Nun, sechs Jahre später, werden bereits erste Konturen dessen sichtbar, was uns da erwarten könnte. Mit durchaus überraschenden Anknüpfungen zu anderen Fächern: Kongress-Organisator Philip Walther etwa hat mit seinem Team Synapsen auf Licht- bzw. Quantenbasis gebaut, die bei Maschinellem Lernen zum Einsatz kommen.

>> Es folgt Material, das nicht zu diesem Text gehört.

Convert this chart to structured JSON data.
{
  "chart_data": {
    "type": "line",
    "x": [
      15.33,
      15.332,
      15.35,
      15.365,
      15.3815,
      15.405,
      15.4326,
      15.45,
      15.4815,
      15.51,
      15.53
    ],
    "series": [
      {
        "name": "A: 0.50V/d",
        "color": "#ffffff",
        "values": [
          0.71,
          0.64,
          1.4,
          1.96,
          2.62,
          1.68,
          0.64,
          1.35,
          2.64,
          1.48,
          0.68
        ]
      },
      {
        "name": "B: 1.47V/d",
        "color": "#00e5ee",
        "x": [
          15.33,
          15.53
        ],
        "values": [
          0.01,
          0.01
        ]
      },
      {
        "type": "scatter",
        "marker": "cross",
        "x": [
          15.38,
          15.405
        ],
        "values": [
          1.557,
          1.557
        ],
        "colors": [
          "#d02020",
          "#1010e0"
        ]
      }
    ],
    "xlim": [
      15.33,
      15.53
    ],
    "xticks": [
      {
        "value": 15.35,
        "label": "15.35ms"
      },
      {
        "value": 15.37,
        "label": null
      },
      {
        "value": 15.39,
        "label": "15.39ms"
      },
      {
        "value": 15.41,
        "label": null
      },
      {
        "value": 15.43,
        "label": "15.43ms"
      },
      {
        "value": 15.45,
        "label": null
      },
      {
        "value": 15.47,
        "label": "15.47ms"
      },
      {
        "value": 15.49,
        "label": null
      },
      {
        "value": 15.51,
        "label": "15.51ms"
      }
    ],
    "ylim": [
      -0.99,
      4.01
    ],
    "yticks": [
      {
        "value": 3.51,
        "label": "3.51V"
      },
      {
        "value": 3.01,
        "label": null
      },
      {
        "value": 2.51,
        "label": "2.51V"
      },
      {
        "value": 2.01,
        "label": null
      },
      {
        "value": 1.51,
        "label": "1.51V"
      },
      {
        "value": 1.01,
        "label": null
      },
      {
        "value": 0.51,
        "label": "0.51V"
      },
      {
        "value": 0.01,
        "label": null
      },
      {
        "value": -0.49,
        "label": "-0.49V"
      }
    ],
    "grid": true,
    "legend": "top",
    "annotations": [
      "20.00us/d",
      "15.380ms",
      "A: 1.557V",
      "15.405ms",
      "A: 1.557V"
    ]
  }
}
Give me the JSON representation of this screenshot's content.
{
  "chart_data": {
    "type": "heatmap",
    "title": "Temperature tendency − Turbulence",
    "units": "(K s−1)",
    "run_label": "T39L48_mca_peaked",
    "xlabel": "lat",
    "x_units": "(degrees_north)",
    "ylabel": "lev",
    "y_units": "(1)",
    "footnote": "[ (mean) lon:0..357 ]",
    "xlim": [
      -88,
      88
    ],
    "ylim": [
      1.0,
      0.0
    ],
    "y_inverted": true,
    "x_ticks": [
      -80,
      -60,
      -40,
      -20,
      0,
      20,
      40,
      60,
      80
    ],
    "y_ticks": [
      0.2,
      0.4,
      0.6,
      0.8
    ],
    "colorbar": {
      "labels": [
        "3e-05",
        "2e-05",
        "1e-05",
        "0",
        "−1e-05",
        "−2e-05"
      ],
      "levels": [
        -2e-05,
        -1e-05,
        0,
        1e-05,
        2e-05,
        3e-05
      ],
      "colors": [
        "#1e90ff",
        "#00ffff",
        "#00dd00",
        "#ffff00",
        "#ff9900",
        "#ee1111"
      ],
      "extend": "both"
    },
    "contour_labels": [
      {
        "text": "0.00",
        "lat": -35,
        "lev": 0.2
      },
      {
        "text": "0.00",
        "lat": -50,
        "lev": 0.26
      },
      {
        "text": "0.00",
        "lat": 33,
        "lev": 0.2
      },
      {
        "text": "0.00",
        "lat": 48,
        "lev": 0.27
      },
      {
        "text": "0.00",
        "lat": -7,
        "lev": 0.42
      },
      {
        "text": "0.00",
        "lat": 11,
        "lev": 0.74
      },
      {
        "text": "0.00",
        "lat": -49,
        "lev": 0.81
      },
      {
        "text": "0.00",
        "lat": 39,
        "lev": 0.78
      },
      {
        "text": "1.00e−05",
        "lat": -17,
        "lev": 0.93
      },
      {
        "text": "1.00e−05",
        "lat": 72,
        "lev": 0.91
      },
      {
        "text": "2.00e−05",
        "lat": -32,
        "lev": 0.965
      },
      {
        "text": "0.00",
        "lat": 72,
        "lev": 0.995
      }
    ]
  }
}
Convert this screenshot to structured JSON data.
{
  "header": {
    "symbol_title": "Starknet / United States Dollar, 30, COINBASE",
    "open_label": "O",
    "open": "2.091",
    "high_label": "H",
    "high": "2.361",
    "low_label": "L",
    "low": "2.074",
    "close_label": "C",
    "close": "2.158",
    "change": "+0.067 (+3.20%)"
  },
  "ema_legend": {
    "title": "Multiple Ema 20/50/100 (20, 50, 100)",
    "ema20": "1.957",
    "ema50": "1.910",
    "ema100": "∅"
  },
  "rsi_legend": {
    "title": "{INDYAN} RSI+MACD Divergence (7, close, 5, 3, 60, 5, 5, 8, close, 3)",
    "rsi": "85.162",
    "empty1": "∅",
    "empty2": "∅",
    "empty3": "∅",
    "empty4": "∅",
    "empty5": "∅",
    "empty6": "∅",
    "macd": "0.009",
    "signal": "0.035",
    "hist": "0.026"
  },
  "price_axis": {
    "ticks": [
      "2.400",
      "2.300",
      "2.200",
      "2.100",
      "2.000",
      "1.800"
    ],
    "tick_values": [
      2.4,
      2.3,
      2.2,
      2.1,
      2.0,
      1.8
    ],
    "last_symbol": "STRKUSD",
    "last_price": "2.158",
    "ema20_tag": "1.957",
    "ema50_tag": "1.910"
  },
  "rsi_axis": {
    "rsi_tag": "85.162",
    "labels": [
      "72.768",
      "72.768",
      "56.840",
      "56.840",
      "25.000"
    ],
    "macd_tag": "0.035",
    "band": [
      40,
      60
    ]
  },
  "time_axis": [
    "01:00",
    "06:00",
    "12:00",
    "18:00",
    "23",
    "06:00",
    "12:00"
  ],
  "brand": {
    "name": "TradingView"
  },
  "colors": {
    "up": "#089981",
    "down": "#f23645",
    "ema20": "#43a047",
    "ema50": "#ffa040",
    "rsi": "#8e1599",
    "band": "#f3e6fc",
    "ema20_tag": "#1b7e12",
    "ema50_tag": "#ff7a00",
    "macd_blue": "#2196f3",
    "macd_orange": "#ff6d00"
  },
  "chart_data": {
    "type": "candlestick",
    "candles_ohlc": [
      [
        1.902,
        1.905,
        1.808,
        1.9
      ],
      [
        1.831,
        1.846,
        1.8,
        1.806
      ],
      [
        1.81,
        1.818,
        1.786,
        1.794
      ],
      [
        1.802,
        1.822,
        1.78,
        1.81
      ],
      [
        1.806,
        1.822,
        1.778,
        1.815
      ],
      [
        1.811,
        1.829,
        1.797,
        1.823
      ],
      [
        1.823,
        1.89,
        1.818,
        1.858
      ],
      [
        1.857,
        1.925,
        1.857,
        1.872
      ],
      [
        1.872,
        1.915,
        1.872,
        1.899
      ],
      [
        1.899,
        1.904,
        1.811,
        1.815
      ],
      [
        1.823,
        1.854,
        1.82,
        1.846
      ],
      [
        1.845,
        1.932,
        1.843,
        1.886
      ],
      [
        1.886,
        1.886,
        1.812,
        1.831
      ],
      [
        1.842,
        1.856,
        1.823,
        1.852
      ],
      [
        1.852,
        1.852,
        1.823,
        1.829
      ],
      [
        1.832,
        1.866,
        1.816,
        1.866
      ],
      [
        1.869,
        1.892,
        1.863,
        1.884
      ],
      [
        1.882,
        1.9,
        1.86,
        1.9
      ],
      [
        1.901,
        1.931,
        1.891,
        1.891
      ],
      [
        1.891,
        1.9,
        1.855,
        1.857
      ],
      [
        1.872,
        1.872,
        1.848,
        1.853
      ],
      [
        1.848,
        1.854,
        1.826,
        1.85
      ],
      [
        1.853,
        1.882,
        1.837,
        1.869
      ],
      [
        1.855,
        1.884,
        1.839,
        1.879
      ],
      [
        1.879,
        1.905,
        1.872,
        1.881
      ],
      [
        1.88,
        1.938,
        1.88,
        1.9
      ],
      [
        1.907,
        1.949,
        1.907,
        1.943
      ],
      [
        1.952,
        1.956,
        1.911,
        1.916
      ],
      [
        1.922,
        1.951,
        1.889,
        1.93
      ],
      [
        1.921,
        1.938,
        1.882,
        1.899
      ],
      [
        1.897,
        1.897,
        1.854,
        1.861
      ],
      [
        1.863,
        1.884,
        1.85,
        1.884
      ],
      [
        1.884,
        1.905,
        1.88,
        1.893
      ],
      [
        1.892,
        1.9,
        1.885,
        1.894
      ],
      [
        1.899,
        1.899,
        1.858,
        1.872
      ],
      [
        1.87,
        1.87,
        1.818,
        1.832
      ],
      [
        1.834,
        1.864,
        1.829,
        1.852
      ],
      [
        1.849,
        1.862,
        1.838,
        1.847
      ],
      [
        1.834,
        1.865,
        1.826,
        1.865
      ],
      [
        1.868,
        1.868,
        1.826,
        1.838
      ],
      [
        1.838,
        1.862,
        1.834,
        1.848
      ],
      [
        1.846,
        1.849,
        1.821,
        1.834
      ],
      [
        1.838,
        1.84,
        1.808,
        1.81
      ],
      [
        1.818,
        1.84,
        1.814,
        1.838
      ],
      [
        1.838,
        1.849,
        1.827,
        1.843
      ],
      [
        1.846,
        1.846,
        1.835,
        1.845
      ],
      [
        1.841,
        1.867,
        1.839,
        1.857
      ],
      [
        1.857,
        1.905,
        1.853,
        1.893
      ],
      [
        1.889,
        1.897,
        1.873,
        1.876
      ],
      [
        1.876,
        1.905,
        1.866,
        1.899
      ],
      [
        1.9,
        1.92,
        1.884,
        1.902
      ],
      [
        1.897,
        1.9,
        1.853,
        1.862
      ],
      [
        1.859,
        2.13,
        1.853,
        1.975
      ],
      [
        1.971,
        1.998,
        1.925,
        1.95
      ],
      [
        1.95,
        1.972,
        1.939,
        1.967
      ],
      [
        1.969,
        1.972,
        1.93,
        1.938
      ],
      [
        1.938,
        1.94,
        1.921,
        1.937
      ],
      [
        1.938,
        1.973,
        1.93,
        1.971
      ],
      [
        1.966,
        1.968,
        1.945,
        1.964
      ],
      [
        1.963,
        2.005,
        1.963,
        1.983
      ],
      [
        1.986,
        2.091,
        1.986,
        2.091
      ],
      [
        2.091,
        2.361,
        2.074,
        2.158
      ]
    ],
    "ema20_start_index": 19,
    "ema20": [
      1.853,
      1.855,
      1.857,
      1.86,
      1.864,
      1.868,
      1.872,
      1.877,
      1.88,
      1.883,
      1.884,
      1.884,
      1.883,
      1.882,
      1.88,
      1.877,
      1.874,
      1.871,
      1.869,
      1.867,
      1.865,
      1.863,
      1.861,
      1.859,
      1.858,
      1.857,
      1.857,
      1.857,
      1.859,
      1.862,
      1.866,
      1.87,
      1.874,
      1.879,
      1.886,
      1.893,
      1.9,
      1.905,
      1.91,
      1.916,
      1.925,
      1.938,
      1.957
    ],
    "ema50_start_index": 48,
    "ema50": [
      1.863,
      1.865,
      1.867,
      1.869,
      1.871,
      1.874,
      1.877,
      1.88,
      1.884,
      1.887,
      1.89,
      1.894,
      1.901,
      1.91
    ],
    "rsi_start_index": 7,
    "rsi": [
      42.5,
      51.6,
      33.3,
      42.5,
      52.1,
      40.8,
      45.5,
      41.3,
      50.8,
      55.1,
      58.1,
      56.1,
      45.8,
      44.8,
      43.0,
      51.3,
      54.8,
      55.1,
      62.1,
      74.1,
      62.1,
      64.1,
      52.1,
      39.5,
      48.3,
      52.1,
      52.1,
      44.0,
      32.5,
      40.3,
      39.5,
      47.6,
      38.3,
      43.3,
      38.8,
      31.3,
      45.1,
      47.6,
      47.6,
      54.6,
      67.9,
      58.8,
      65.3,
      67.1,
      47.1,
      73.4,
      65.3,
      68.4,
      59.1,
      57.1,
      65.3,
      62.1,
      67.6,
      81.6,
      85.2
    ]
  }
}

Künstliche „Quantenintelligenz“

Ersten Ergebnissen zufolge erhöhen die „Quantensynapsen“ die Lerngeschwindigkeit im neuronalen Netz um den Faktor 100. Nachgewiesen haben Walther und sein Team das bislang durch Simulationen, jetzt gilt es, dies auch im Labor zu tun: Das entsprechende Experiment befindet sich bereits im Aufbau.

An der Schwelle von Theorie und Experiment befindet sich auch Sabrina Maniscalco mit ihren Forschungen. Die Physikerin von der Uni Helsinki und dem Start-Up Algorithmiq hat beim Wiener Kongress nun eine Methode vorgestellt, mit deren Hilfe man das Signal von Quantencomputern von störendem Rauschen befreien kann. Diese „Noise mitigation“, erklärt Maniscalco im Gespräch mit dem ORF, sei in gewisser Hinsicht mit der Software vergleichbar, die in Handykameras zum Einsatz kommt. „Da hat sich gezeigt: Es kommt nicht nur auf die Optik an. Wenn man die richtige Software hat, dann kann man auch mit Handys fast perfekte Fotos machen. So ähnlich ist das auch bei Quantencomputern.“

An der Schwelle zur Quantenüberlegenheit

Die Politur der Signale ist nicht zuletzt deshalb von Bedeutung, weil sie die Rechenkraft der Quantencomputer nochmals deutlich erhöht. Laut Maniscalcos Berechnungen ist mit der neuen Rauschunterdrückung bereits jetzt die sogenannte Quantenüberlegenheit erreicht. Also der Nachweis, dass Quantencomputer Dinge können, an denen selbst die stärksten Supercomputer herkömmlicher Bauart scheitern.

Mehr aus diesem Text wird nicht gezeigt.